Thread Count: Cataloging Textile CollectionsBy Caitlin Harvey posted
Before I started my 22-month job as a textile cataloger, my knowledge of Pennsylvania German culture was limited to the dandelion and hot bacon dressing salad we had at Thanksgiving, and the joke my mother used to tell; “Kannst du micka funga? (Can you catch flies?) “Ja, wenn de hocka bleiben” (Yes, when they sit still). Now after 16 months on the project, my appreciation for a dying culture—my dying culture—has been revitalized, thanks to the amazing artifacts and communal spirit between the three institutions I work for.
In early 2012, the Mennonite Heritage Center in Harleysville, Pennsylvania, the Goschenhoppen Historians in Green Lane, Pennsylvania, and the Schwenkfelder Library & Heritage Center in Pennsburg, Pennsylvania, were the recipients of a CLIR Hidden Special Collections and Archives grant. The grant supported joint cataloging of the three institutions’ textile collections and the publicizing of this endeavor through an online and searchable catalog. This project was designed to be a collaborative effort with the three sites sharing the hired cataloger, i.e., myself.
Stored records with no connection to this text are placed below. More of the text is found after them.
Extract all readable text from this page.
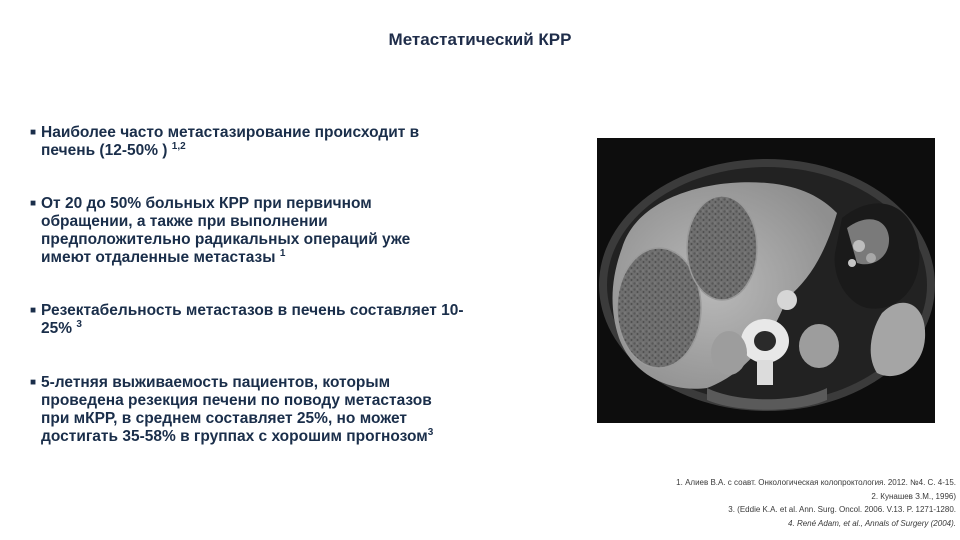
Метастатический КРР
■ Наиболее часто метастазирование происходит в
печень (12-50% ) $^{1,2}$
■ От 20 до 50% больных КРР при первичном
обращении, а также при выполнении
предположительно радикальных операций уже
имеют отдаленные метастазы $^1$
■ Резектабельность метастазов в печень составляет 10-
25% $^3$
■ 5-летняя выживаемость пациентов, которым
проведена резекция печени по поводу метастазов
при мКРР, в среднем составляет 25%, но может
достигать 35-58% в группах с хорошим прогнозом$^3$
1. Алиев В.А. с соавт. Онкологическая колопроктология. 2012. №4. С. 4-15.
2. Кунашев З.М., 1996)
3. (Eddie K.A. et al. Ann. Surg. Oncol. 2006. V.13. P. 1271-1280.
4. René Adam, et al., Annals of Surgery (2004).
One would think that in working on a joint project there are bound to be problems, but so far, we have been very successful at working together and helping each other out. Communication has been the most valuable tool in achieving our goal. We have monthly meetings, in which we plan, schedule, and brainstorm about not only the process of cataloging, but also how we want the end product, the online catalog, to look. This deliberation has allowed the three very different historic institutions to maintain a consistent and standard approach in the cataloging of their objects, including the descriptions and images.
In case anyone is unfamiliar with cataloging and what that entails, my daily tasks are to locate the objects in the storage areas, bring them to the cataloging area, carefully unwrap the artifact, and either lay it flat on a table, climb a ladder to hang it on a metal frame, or dress a dress form. Then, I take photographs and record information about the object. Before starting the cataloging process, I traveled to the Winterthur Museum, Garden and Library to meet with their catalogers. They provided insight into their own cataloging methodology. In turn, the three sites had to discuss what worked for our particular project.
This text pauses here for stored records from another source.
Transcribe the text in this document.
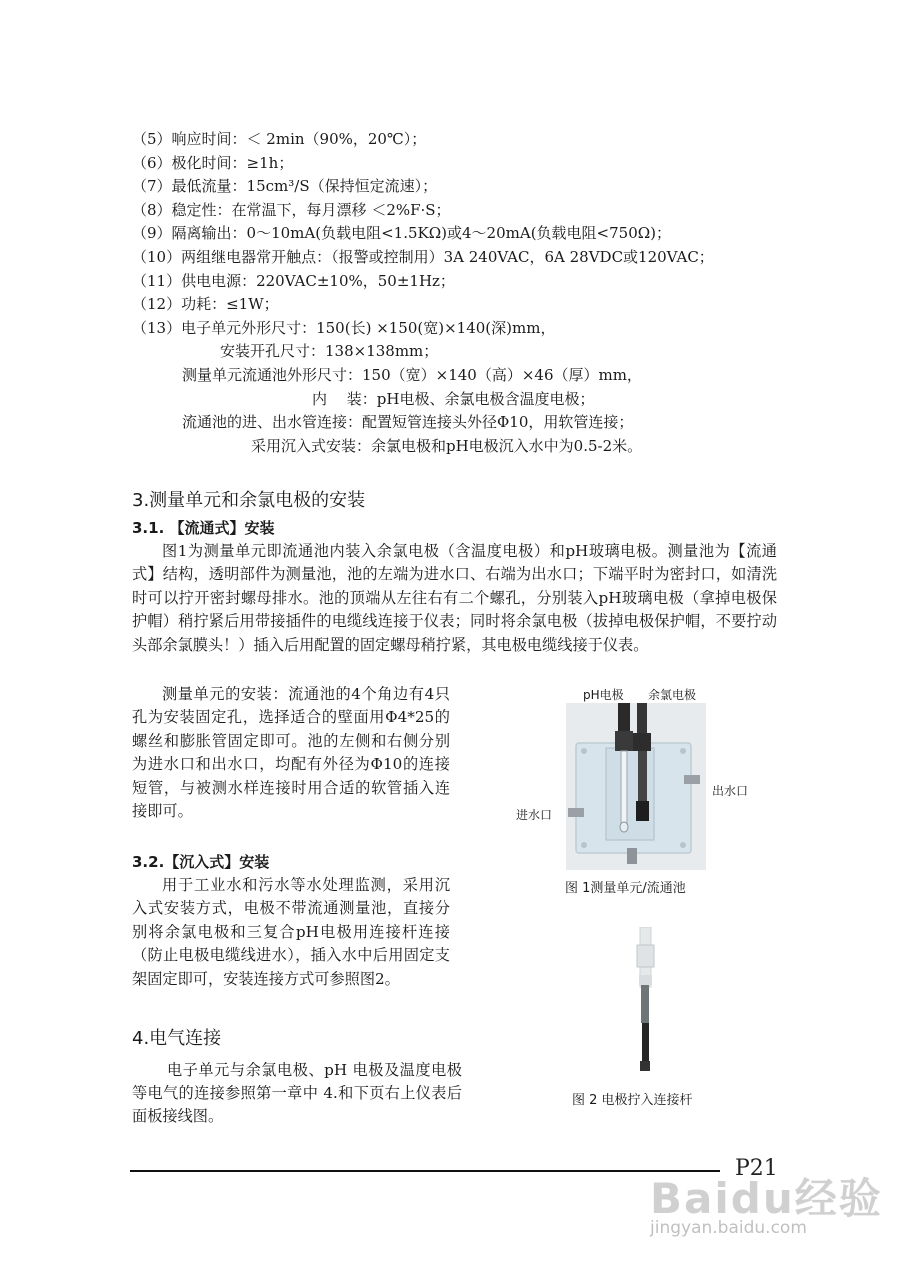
（5）响应时间：＜ 2min（90%，20℃）；
（6）极化时间：≥1h；
（7）最低流量：15cm³/S（保持恒定流速）；
（8）稳定性：在常温下，每月漂移 ＜2%F·S；
（9）隔离输出：0～10mA(负载电阻<1.5KΩ)或4～20mA(负载电阻<750Ω)；
（10）两组继电器常开触点：（报警或控制用）3A 240VAC，6A 28VDC或120VAC；
（11）供电电源：220VAC±10%，50±1Hz；
（12）功耗：≤1W；
（13）电子单元外形尺寸：150(长) ×150(宽)×140(深)mm，
安装开孔尺寸：138×138mm；
测量单元流通池外形尺寸：150（宽）×140（高）×46（厚）mm，
内　 装：pH电极、余氯电极含温度电极；
流通池的进、出水管连接：配置短管连接头外径Φ10，用软管连接；
采用沉入式安装：余氯电极和pH电极沉入水中为0.5-2米。
3.测量单元和余氯电极的安装
3.1. 【流通式】安装

图1为测量单元即流通池内装入余氯电极（含温度电极）和pH玻璃电极。测量池为【流通式】结构，透明部件为测量池，池的左端为进水口、右端为出水口；下端平时为密封口，如清洗时可以拧开密封螺母排水。池的顶端从左往右有二个螺孔，分别装入pH玻璃电极（拿掉电极保护帽）稍拧紧后用带接插件的电缆线连接于仪表；同时将余氯电极（拔掉电极保护帽，不要拧动头部余氯膜头！）插入后用配置的固定螺母稍拧紧，其电极电缆线接于仪表。

测量单元的安装：流通池的4个角边有4只孔为安装固定孔，选择适合的壁面用Φ4*25的螺丝和膨胀管固定即可。池的左侧和右侧分别为进水口和出水口，均配有外径为Φ10的连接短管，与被测水样连接时用合适的软管插入连接即可。

3.2.【沉入式】安装

用于工业水和污水等水处理监测，采用沉入式安装方式，电极不带流通测量池，直接分别将余氯电极和三复合pH电极用连接杆连接（防止电极电缆线进水），插入水中后用固定支架固定即可，安装连接方式可参照图2。

4.电气连接

电子单元与余氯电极、pH 电极及温度电极等电气的连接参照第一章中 4.和下页右上仪表后面板接线图。

pH电极 余氯电极
进水口
出水口
图 1测量单元/流通池
图 2 电极拧入连接杆
P21
Baidu经验
jingyan.baidu.com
Because of time constraints, we had to decide, collectively, what components of the objects we felt were the most important to catalog, such as size, fabric, and other characteristics. Agreeing on which features to include allowed the cataloging process for the three collections to be as cohesive as possible, which personally, helped me stay efficient, but more importantly, will help the researchers using this catalog. While additional time might have allowed us to catalog in greater depth, we are giving people a taste of the collections, which might prompt them to visit, something we would definitely like to see happen.
Photography has also been important, as pictures are the first thing people see. Each location has had different challenges to overcome; lighting, backgrounds, dress forms, space, even ceiling height (we had some really, really long quilts). As a result, Photoshop has become my best friend, and now the images of the three sites appear consistent, adding even more synchronization to the project.
Each institution has tried to accommodate the other’s restrictions or events; whether it is an upcoming fundraising festival or the lack of air conditioning in the summer, we have worked together to find a compromise or solution. For example, Schwenkfelder opened its doors to the Goschenhoppen Historians, allowing them to transport and store their textile artifacts to Schwenkfelder for cataloging and photographing. Backdrops, dress forms, quilt frames, cameras, and even interns, who traveled with me to different locations, have all been shared. Without the strong relationship among the three organizations, there is no way that the cataloging could have gone as smoothly as it has.
The hardest part of this whole cataloging process has been setting priorities for what to catalog and what to forgo, temporarily. Twenty-two months seems like a long time, but when you’re working with large objects, such as quilts and coverlets, and with large numbers of household textiles and clothing articles (more than 1,500), time can really fly. However, the collection managers and curator at each site know their collection inside and out, and together we have consciously thought about and selected artifacts that best tell the story of the Pennsylvanian Germans.
This has been an exciting but busy time. I am never short of something to do, and I am very fortunate to be able to assist in preserving and publicizing the Pennsylvania German culture. This grant could not be more apropos, because we really are opening the door to a world of hidden treasures. The result of the project, the three searchable online catalogs, will be a unique research tool, demonstrating the variety and splendor of the three textile collections, as well as the successful collaboration between the Mennonite Heritage Center, the Goschenhoppen Historians, and the Schwenkfelder Library & Heritage Center.
Caitlin Harvey is Textile Cataloger for the Mennonite Heritage Center, Schwenkfelder Library & Heritage Center, and the Goschenhoppen Historians.